Relatório da Turner & Townsend: Construção de data centers de IA leva a aperto em mais de 70% dos mercados de contratantes
De acordo com pt.wedoany.com-Um novo relatório da Turner & Townsend aponta que a demanda por construção de data centers e infraestrutura de inteligência artificial está agravando a escassez de mão de obra na indústria da construção, especialmente nas áreas especializadas de mecânica, elétrica e hidráulica.

Na análise de vários mercados, a Turner & Townsend constatou que mais de 70% dos mercados relataram capacidade de contratantes na área de data centers apertada ou excessivamente apertada. Em contraste, os setores de hotelaria, lazer, residencial e desenvolvimento comercial apresentam uma situação muito mais folgada, com mais de 79% dos mercados em equilíbrio entre oferta e demanda ou com capacidade ociosa. Isso gerou um cenário de desenvolvimento de duas velocidades na indústria da construção: contratantes e fornecedores estão sendo cada vez mais atraídos para setores de alta tecnologia com margens de lucro maiores, enquanto os setores tradicionais enfrentam enfraquecimento da confiança dos investidores, incertezas econômicas e desafios de viabilidade.

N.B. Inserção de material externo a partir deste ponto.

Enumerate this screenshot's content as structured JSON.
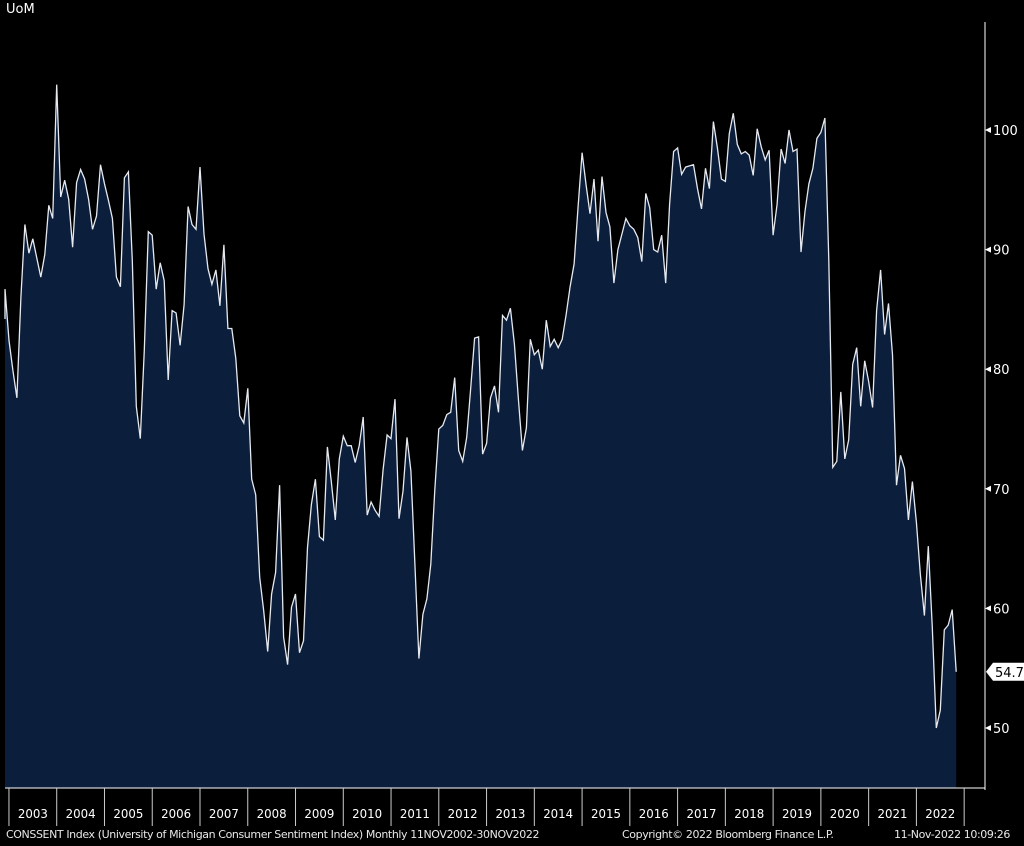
{
  "chart_data": {
    "type": "area",
    "title": "CONSSENT Index (University of Michigan Consumer Sentiment Index) Monthly 11NOV2002-30NOV2022",
    "ylabel": "UoM",
    "xlabel": "",
    "start": "2002-11",
    "frequency": "monthly",
    "ylim": [
      45,
      109
    ],
    "yticks": [
      "50",
      "60",
      "70",
      "80",
      "90",
      "100"
    ],
    "xticks": [
      "2003",
      "2004",
      "2005",
      "2006",
      "2007",
      "2008",
      "2009",
      "2010",
      "2011",
      "2012",
      "2013",
      "2014",
      "2015",
      "2016",
      "2017",
      "2018",
      "2019",
      "2020",
      "2021",
      "2022"
    ],
    "last_value_label": "54.7",
    "colors": {
      "fill": "#0b1e3b",
      "line": "#e6e9ef",
      "background": "#000000"
    },
    "values": [
      84.2,
      86.7,
      82.4,
      79.9,
      77.6,
      86.0,
      92.1,
      89.7,
      90.9,
      89.3,
      87.7,
      89.6,
      93.7,
      92.6,
      103.8,
      94.4,
      95.8,
      94.2,
      90.2,
      95.6,
      96.7,
      95.9,
      94.2,
      91.7,
      92.8,
      97.1,
      95.5,
      94.1,
      92.6,
      87.7,
      86.9,
      96.0,
      96.5,
      89.1,
      76.9,
      74.2,
      81.6,
      91.5,
      91.2,
      86.7,
      88.9,
      87.4,
      79.1,
      84.9,
      84.7,
      82.0,
      85.4,
      93.6,
      92.1,
      91.7,
      96.9,
      91.3,
      88.4,
      87.1,
      88.3,
      85.3,
      90.4,
      83.4,
      83.4,
      80.9,
      76.1,
      75.5,
      78.4,
      70.8,
      69.5,
      62.6,
      59.8,
      56.4,
      61.2,
      63.0,
      70.3,
      57.6,
      55.3,
      60.1,
      61.2,
      56.3,
      57.3,
      65.1,
      68.7,
      70.8,
      66.0,
      65.7,
      73.5,
      70.6,
      67.4,
      72.5,
      74.4,
      73.6,
      73.6,
      72.2,
      73.6,
      76.0,
      67.8,
      68.9,
      68.2,
      67.7,
      71.6,
      74.5,
      74.2,
      77.5,
      67.5,
      69.8,
      74.3,
      71.5,
      63.7,
      55.8,
      59.5,
      60.8,
      63.7,
      69.9,
      75.0,
      75.3,
      76.2,
      76.4,
      79.3,
      73.2,
      72.3,
      74.3,
      78.3,
      82.6,
      82.7,
      72.9,
      73.8,
      77.6,
      78.6,
      76.4,
      84.5,
      84.1,
      85.1,
      82.1,
      77.5,
      73.2,
      75.1,
      82.5,
      81.2,
      81.6,
      80.0,
      84.1,
      81.9,
      82.5,
      81.8,
      82.5,
      84.6,
      86.9,
      88.8,
      93.6,
      98.1,
      95.4,
      93.0,
      95.9,
      90.7,
      96.1,
      93.1,
      91.9,
      87.2,
      90.0,
      91.3,
      92.6,
      92.0,
      91.7,
      91.0,
      89.0,
      94.7,
      93.5,
      90.0,
      89.8,
      91.2,
      87.2,
      93.8,
      98.2,
      98.5,
      96.3,
      96.9,
      97.0,
      97.1,
      95.1,
      93.4,
      96.8,
      95.1,
      100.7,
      98.5,
      95.9,
      95.7,
      99.7,
      101.4,
      98.8,
      98.0,
      98.2,
      97.9,
      96.2,
      100.1,
      98.6,
      97.5,
      98.3,
      91.2,
      93.8,
      98.4,
      97.2,
      100.0,
      98.2,
      98.4,
      89.8,
      93.2,
      95.5,
      96.8,
      99.3,
      99.8,
      101.0,
      89.1,
      71.8,
      72.3,
      78.1,
      72.5,
      74.1,
      80.4,
      81.8,
      76.9,
      80.7,
      79.0,
      76.8,
      84.9,
      88.3,
      82.9,
      85.5,
      81.2,
      70.3,
      72.8,
      71.7,
      67.4,
      70.6,
      67.2,
      62.8,
      59.4,
      65.2,
      58.4,
      50.0,
      51.5,
      58.2,
      58.6,
      59.9,
      54.7
    ]
  },
  "footer": {
    "description": "CONSSENT Index (University of Michigan Consumer Sentiment Index)  Monthly 11NOV2002-30NOV2022",
    "copyright": "Copyright© 2022 Bloomberg Finance L.P.",
    "timestamp": "11-Nov-2022 10:09:26"
  }
}
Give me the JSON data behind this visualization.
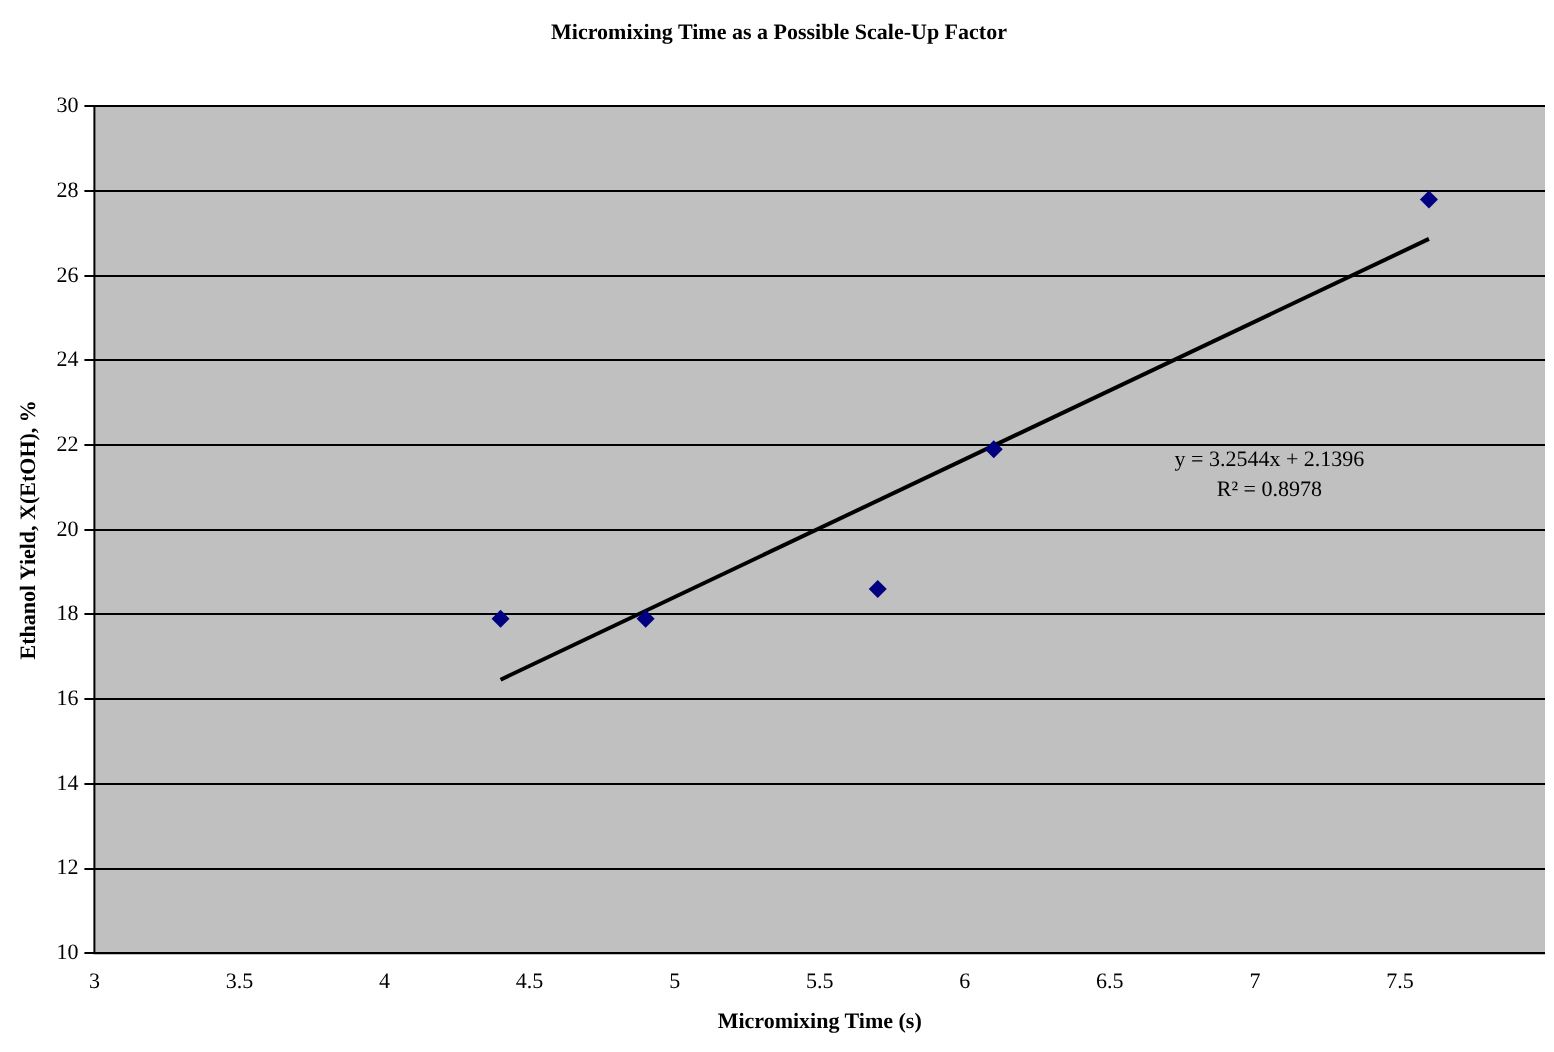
{
  "chart_data": {
    "type": "scatter",
    "title": "Micromixing Time as a Possible Scale-Up Factor",
    "xlabel": "Micromixing Time (s)",
    "ylabel": "Ethanol Yield, X(EtOH), %",
    "xlim": [
      3,
      8
    ],
    "xticks": [
      3,
      3.5,
      4,
      4.5,
      5,
      5.5,
      6,
      6.5,
      7,
      7.5,
      {
        "value": 8,
        "label": null
      }
    ],
    "ylim": [
      10,
      30
    ],
    "yticks": [
      10,
      12,
      14,
      16,
      18,
      20,
      22,
      24,
      26,
      28,
      30
    ],
    "grid": "y",
    "legend": false,
    "series": [
      {
        "color": "#000080",
        "marker": "diamond",
        "x": [
          4.4,
          4.9,
          5.7,
          6.1,
          7.6
        ],
        "values": [
          17.9,
          17.9,
          18.6,
          21.9,
          27.8
        ]
      },
      {
        "type": "line",
        "color": "#000000",
        "marker": "none",
        "line_style": "solid",
        "x": [
          4.4,
          7.6
        ],
        "values": [
          16.46,
          26.87
        ]
      }
    ],
    "annotations": [
      "y = 3.2544x + 2.1396\nR² = 0.8978"
    ]
  }
}
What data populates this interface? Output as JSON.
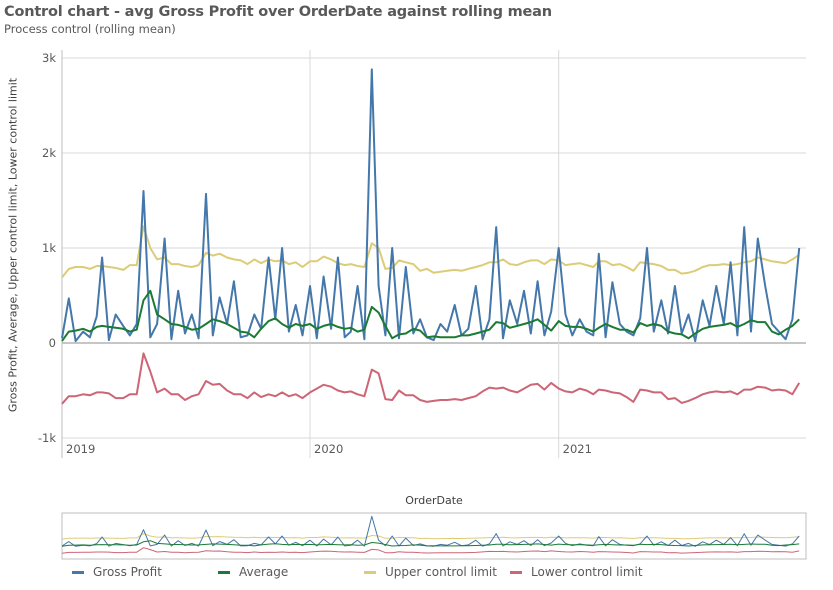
{
  "chart_data": {
    "type": "line",
    "title": "Control chart - avg Gross Profit over OrderDate against rolling mean",
    "subtitle": "Process control (rolling mean)",
    "xlabel": "OrderDate",
    "ylabel": "Gross Profit, Average, Upper control limit, Lower control limit",
    "ylim": [
      -1000,
      3000
    ],
    "xlim": [
      "2019-01-01",
      "2021-12-31"
    ],
    "y_ticks": [
      {
        "value": 3000,
        "label": "3k"
      },
      {
        "value": 2000,
        "label": "2k"
      },
      {
        "value": 1000,
        "label": "1k"
      },
      {
        "value": 0,
        "label": "0"
      },
      {
        "value": -1000,
        "label": "-1k"
      }
    ],
    "x_ticks": [
      {
        "value": "2019-01-01",
        "label": "2019"
      },
      {
        "value": "2020-01-01",
        "label": "2020"
      },
      {
        "value": "2021-01-01",
        "label": "2021"
      }
    ],
    "grid": true,
    "legend_position": "bottom",
    "navigator": true,
    "x": [
      "2019-01-01",
      "2019-01-11",
      "2019-01-21",
      "2019-02-01",
      "2019-02-11",
      "2019-02-21",
      "2019-03-01",
      "2019-03-11",
      "2019-03-21",
      "2019-04-01",
      "2019-04-11",
      "2019-04-21",
      "2019-05-01",
      "2019-05-11",
      "2019-05-21",
      "2019-06-01",
      "2019-06-11",
      "2019-06-21",
      "2019-07-01",
      "2019-07-11",
      "2019-07-21",
      "2019-08-01",
      "2019-08-11",
      "2019-08-21",
      "2019-09-01",
      "2019-09-11",
      "2019-09-21",
      "2019-10-01",
      "2019-10-11",
      "2019-10-21",
      "2019-11-01",
      "2019-11-11",
      "2019-11-21",
      "2019-12-01",
      "2019-12-11",
      "2019-12-21",
      "2020-01-01",
      "2020-01-11",
      "2020-01-21",
      "2020-02-01",
      "2020-02-11",
      "2020-02-21",
      "2020-03-01",
      "2020-03-11",
      "2020-03-21",
      "2020-04-01",
      "2020-04-11",
      "2020-04-21",
      "2020-05-01",
      "2020-05-11",
      "2020-05-21",
      "2020-06-01",
      "2020-06-11",
      "2020-06-21",
      "2020-07-01",
      "2020-07-11",
      "2020-07-21",
      "2020-08-01",
      "2020-08-11",
      "2020-08-21",
      "2020-09-01",
      "2020-09-11",
      "2020-09-21",
      "2020-10-01",
      "2020-10-11",
      "2020-10-21",
      "2020-11-01",
      "2020-11-11",
      "2020-11-21",
      "2020-12-01",
      "2020-12-11",
      "2020-12-21",
      "2021-01-01",
      "2021-01-11",
      "2021-01-21",
      "2021-02-01",
      "2021-02-11",
      "2021-02-21",
      "2021-03-01",
      "2021-03-11",
      "2021-03-21",
      "2021-04-01",
      "2021-04-11",
      "2021-04-21",
      "2021-05-01",
      "2021-05-11",
      "2021-05-21",
      "2021-06-01",
      "2021-06-11",
      "2021-06-21",
      "2021-07-01",
      "2021-07-11",
      "2021-07-21",
      "2021-08-01",
      "2021-08-11",
      "2021-08-21",
      "2021-09-01",
      "2021-09-11",
      "2021-09-21",
      "2021-10-01",
      "2021-10-11",
      "2021-10-21",
      "2021-11-01",
      "2021-11-11",
      "2021-11-21",
      "2021-12-01",
      "2021-12-11",
      "2021-12-21"
    ],
    "series": [
      {
        "name": "Gross Profit",
        "color": "#4477aa",
        "values": [
          50,
          470,
          20,
          120,
          60,
          280,
          900,
          30,
          300,
          180,
          80,
          200,
          1600,
          60,
          200,
          1100,
          40,
          550,
          100,
          300,
          50,
          1570,
          80,
          480,
          200,
          650,
          60,
          80,
          300,
          150,
          900,
          250,
          1000,
          120,
          400,
          80,
          600,
          50,
          700,
          150,
          900,
          60,
          120,
          600,
          40,
          2880,
          600,
          80,
          1000,
          50,
          800,
          100,
          250,
          60,
          30,
          200,
          120,
          400,
          80,
          150,
          600,
          40,
          250,
          1220,
          50,
          450,
          200,
          550,
          100,
          650,
          80,
          330,
          1000,
          300,
          80,
          250,
          120,
          80,
          940,
          60,
          640,
          200,
          120,
          80,
          260,
          1000,
          120,
          450,
          100,
          600,
          100,
          300,
          20,
          450,
          180,
          600,
          200,
          850,
          80,
          1220,
          120,
          1100,
          600,
          200,
          120,
          40,
          250,
          1000
        ]
      },
      {
        "name": "Average",
        "color": "#1b7a33",
        "values": [
          20,
          120,
          130,
          150,
          120,
          170,
          180,
          170,
          160,
          150,
          120,
          140,
          450,
          550,
          300,
          250,
          200,
          190,
          170,
          140,
          150,
          200,
          250,
          230,
          200,
          160,
          120,
          110,
          60,
          150,
          230,
          260,
          200,
          160,
          200,
          180,
          200,
          150,
          180,
          200,
          170,
          150,
          160,
          120,
          140,
          380,
          320,
          180,
          50,
          90,
          100,
          150,
          130,
          60,
          70,
          60,
          60,
          60,
          80,
          80,
          100,
          120,
          140,
          220,
          210,
          160,
          180,
          200,
          220,
          250,
          190,
          130,
          230,
          180,
          170,
          170,
          150,
          120,
          160,
          200,
          170,
          140,
          140,
          110,
          210,
          180,
          200,
          180,
          120,
          100,
          90,
          50,
          100,
          150,
          170,
          180,
          190,
          210,
          170,
          200,
          240,
          220,
          220,
          120,
          90,
          140,
          180,
          250
        ]
      },
      {
        "name": "Upper control limit",
        "color": "#ddcc77",
        "values": [
          690,
          780,
          800,
          800,
          780,
          810,
          810,
          800,
          790,
          770,
          820,
          820,
          1230,
          1000,
          880,
          900,
          830,
          830,
          810,
          800,
          820,
          950,
          920,
          940,
          900,
          880,
          870,
          830,
          880,
          840,
          880,
          860,
          870,
          830,
          850,
          800,
          860,
          860,
          910,
          880,
          840,
          820,
          830,
          810,
          800,
          1050,
          1000,
          780,
          790,
          870,
          850,
          830,
          760,
          780,
          740,
          750,
          760,
          770,
          760,
          780,
          800,
          820,
          850,
          850,
          880,
          830,
          820,
          850,
          870,
          870,
          830,
          880,
          870,
          820,
          830,
          840,
          820,
          800,
          860,
          860,
          820,
          830,
          800,
          760,
          850,
          840,
          830,
          810,
          770,
          770,
          730,
          740,
          760,
          800,
          820,
          820,
          830,
          820,
          830,
          850,
          860,
          900,
          880,
          860,
          850,
          840,
          880,
          930
        ]
      },
      {
        "name": "Lower control limit",
        "color": "#cc6677",
        "values": [
          -640,
          -560,
          -560,
          -540,
          -550,
          -520,
          -520,
          -530,
          -580,
          -580,
          -540,
          -540,
          -110,
          -300,
          -520,
          -480,
          -540,
          -540,
          -600,
          -560,
          -540,
          -400,
          -440,
          -430,
          -500,
          -540,
          -540,
          -580,
          -520,
          -570,
          -540,
          -560,
          -520,
          -560,
          -540,
          -580,
          -520,
          -480,
          -440,
          -460,
          -500,
          -520,
          -510,
          -540,
          -560,
          -280,
          -320,
          -590,
          -600,
          -500,
          -550,
          -550,
          -600,
          -620,
          -610,
          -600,
          -600,
          -590,
          -600,
          -580,
          -560,
          -510,
          -470,
          -480,
          -470,
          -500,
          -520,
          -480,
          -440,
          -430,
          -490,
          -420,
          -480,
          -510,
          -520,
          -480,
          -500,
          -540,
          -490,
          -500,
          -520,
          -530,
          -570,
          -620,
          -490,
          -500,
          -520,
          -520,
          -590,
          -580,
          -630,
          -610,
          -580,
          -540,
          -520,
          -510,
          -520,
          -510,
          -540,
          -490,
          -490,
          -460,
          -470,
          -500,
          -490,
          -500,
          -540,
          -420
        ]
      }
    ]
  }
}
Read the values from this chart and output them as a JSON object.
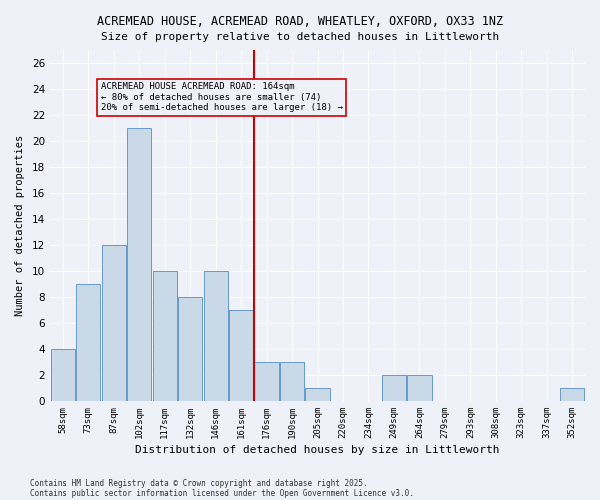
{
  "title_line1": "ACREMEAD HOUSE, ACREMEAD ROAD, WHEATLEY, OXFORD, OX33 1NZ",
  "title_line2": "Size of property relative to detached houses in Littleworth",
  "xlabel": "Distribution of detached houses by size in Littleworth",
  "ylabel": "Number of detached properties",
  "categories": [
    "58sqm",
    "73sqm",
    "87sqm",
    "102sqm",
    "117sqm",
    "132sqm",
    "146sqm",
    "161sqm",
    "176sqm",
    "190sqm",
    "205sqm",
    "220sqm",
    "234sqm",
    "249sqm",
    "264sqm",
    "279sqm",
    "293sqm",
    "308sqm",
    "323sqm",
    "337sqm",
    "352sqm"
  ],
  "values": [
    4,
    9,
    12,
    21,
    10,
    8,
    10,
    7,
    3,
    3,
    1,
    0,
    0,
    2,
    2,
    0,
    0,
    0,
    0,
    0,
    1
  ],
  "bar_color": "#c9d9e8",
  "bar_edge_color": "#6699cc",
  "marker_index": 7,
  "marker_label": "ACREMEAD HOUSE ACREMEAD ROAD: 164sqm",
  "marker_sublabel1": "← 80% of detached houses are smaller (74)",
  "marker_sublabel2": "20% of semi-detached houses are larger (18) →",
  "vline_color": "#cc0000",
  "annotation_box_color": "#cc0000",
  "ylim": [
    0,
    27
  ],
  "yticks": [
    0,
    2,
    4,
    6,
    8,
    10,
    12,
    14,
    16,
    18,
    20,
    22,
    24,
    26
  ],
  "bg_color": "#eef2f8",
  "grid_color": "#ffffff",
  "footer1": "Contains HM Land Registry data © Crown copyright and database right 2025.",
  "footer2": "Contains public sector information licensed under the Open Government Licence v3.0."
}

Os data centers se tornaram o setor de construção com maior demanda global, seguidos pelo industrial e logístico. Em 2026, a demanda por construção de energia renovável e limpa também apresentou um crescimento anual significativo. A pressão por habilidades é particularmente acentuada nas áreas especializadas necessárias para entregar esses projetos intensivos em tecnologia. O relatório aponta que 87% dos mercados relataram escassez no setor de Mecânica, Elétrica e Hidráulica (MEP), crucial para data centers e outros projetos de infraestrutura crítica.
O relatório também indica que a própria inteligência artificial pode ajudar a aumentar a produtividade na indústria da construção, mas o progresso ainda é desigual. Cerca de 66% dos mercados afirmaram que a importância das capacidades de IA aumentou nas licitações e discussões com clientes nos últimos 12 meses.
Stephanie Marshall, Diretora-Geral de Gerenciamento de Custos Imobiliários da Turner & Townsend, afirmou que o mercado global de construção está passando por mudanças profundas, com a demanda cada vez mais concentrada em setores impulsionados pela IA, como data centers, enquanto as limitações de mão de obra, a volatilidade da cadeia de suprimentos e os riscos geopolíticos se tornam mais evidentes. Ela destacou que o risco de o crescimento da mão de obra qualificada necessária para construir data centers não acompanhar a demanda é real, e que a IA tem potencial para ser uma força positiva na criação de empregos, mas requer investimento adequado em recursos. Ela também mencionou que o impacto do conflito no Oriente Médio nos preços de energia será indireto e desigual, variando conforme a região e o setor, dependendo da estrutura da cadeia de suprimentos e do grau de dependência energética. Ela recomendou que clientes com portfólios globais aproveitem esta oportunidade para revisar planos internacionais, garantindo a priorização de projetos adequados de acordo com as condições locais, considerando não apenas os custos relativos, mas também fatores como taxas de juros, disponibilidade de mão de obra e maturidade da digitalização da cadeia de suprimentos.
Apesar da turbulência geopolítica recente, o relatório mostra que os custos de insumos da construção se estabilizaram no último ano e a resiliência da cadeia de suprimentos aumentou em comparação com o período da pandemia de COVID-19. No entanto, os fatores de custo estão se tornando mais localizados e específicos do setor, com a disponibilidade de mão de obra agora sendo o principal motor do aumento de custos no mercado global de construção. Cerca de 71% dos mercados relataram escassez de mão de obra, com situações particularmente graves na Austrália, Nova Zelândia, União Europeia (mais de 93%) e América do Norte (cerca de 79%).
A taxa de inflação global dos custos de construção em 2025 foi de 4,2%, com previsão de subir para 4,5% em 2026 e permanecer praticamente estável em 2027. O relatório adverte que as contínuas limitações de mão de obra e o risco de volatilidade energética se tornam mais proeminentes. Tomando Londres como exemplo, o mercado é classificado como o quinto mais caro do mundo para construção, com um custo médio de US$ 6.032 por metro quadrado, atrás apenas de Nova York, São Francisco, Genebra e Zurique. A taxa de inflação da construção no Reino Unido deve subir para 3,7% em 2026 e 4,2% em 2027, o que pode aumentar ainda mais a dificuldade de entregar data centers, projetos de energia limpa e infraestrutura de rede elétrica.